I’ve spoken once or twice about what E does for a living but incase you didn’t read that night, he is a police officer for a big city in Colorado. He works four nights of 10 hour shifts, picks up extra nights and days so I don’t have to work and can stay home with the kids and take care of my back. And then add all he does around the house and the helping out with the kids, it is amazing he is standing vertical most days. But somehow and someway, he finds it deep inside him the ability to do so much and not be exhausted or run down all the time.
I wish and would love to be able to take away some of the burden that E feels and wants to take care of it all by himself. I wish I could work again, sitting or standing 40 hours is out of the question. I wouldn’t mind doing the laundry some days. And even though I’m not a great cooker, I would love to be able to make him that special meal he deserves without being in pain.
Am I angry that my husband takes care of me better than I do to him? You better believe it. Do I ever get pissed that I can’t clean the bathtub without wanting to scream in pain? Hell yes. Do I wish I could take the burden of making all the money off E? More than anyone knows. But now I’m left with wishing and dreaming of a life that isn’t mind to have. I get angry at times. I cry at times. And I want to wish to change my life so many times but finally after all these 11 years, I get it. I get that I need E to do all that he does. I need E to remind me that I am no Superwoman any more.
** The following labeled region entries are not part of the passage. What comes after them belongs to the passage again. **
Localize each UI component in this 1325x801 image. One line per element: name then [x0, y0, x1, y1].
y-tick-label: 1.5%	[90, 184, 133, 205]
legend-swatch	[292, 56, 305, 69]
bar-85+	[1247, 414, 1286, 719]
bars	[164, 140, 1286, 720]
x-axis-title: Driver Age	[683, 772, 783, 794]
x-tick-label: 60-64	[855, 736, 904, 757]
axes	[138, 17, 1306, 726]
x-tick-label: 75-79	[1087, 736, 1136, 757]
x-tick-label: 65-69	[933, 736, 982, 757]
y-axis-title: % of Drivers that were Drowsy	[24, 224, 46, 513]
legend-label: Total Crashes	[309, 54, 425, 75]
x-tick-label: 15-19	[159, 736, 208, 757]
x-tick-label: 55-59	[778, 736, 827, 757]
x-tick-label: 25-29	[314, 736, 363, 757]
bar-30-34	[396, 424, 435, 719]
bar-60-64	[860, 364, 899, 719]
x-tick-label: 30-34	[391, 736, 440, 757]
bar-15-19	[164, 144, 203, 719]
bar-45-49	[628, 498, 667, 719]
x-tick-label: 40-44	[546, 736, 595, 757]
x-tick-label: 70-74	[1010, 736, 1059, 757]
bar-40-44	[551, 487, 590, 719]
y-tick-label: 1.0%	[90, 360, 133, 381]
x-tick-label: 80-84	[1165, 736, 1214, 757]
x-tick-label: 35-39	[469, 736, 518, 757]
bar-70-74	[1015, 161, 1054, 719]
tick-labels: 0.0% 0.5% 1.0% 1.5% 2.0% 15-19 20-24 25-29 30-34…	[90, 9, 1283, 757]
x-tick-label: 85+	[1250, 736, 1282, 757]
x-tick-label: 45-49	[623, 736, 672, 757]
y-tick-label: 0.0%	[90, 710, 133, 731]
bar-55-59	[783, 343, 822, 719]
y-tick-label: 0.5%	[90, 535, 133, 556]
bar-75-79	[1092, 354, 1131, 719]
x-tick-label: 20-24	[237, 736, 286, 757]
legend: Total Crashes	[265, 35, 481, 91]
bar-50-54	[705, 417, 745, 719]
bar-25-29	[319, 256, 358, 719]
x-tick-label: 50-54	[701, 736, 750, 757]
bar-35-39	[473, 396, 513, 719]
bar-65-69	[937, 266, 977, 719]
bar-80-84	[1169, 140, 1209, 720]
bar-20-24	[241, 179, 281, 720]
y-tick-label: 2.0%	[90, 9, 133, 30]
And I need E to remind me that it’s all ok and he doesn’t mind doing it.
Tonight I want to say thank you to E for 11 years of amazing marriage. Thank you for all you do around the house, And thank you for doing the job that you do and make it home to me every night. But most importantly I want to thank you for being my best friend and the love of my life. Thank you E for everything. I love you and Happy Anniversary!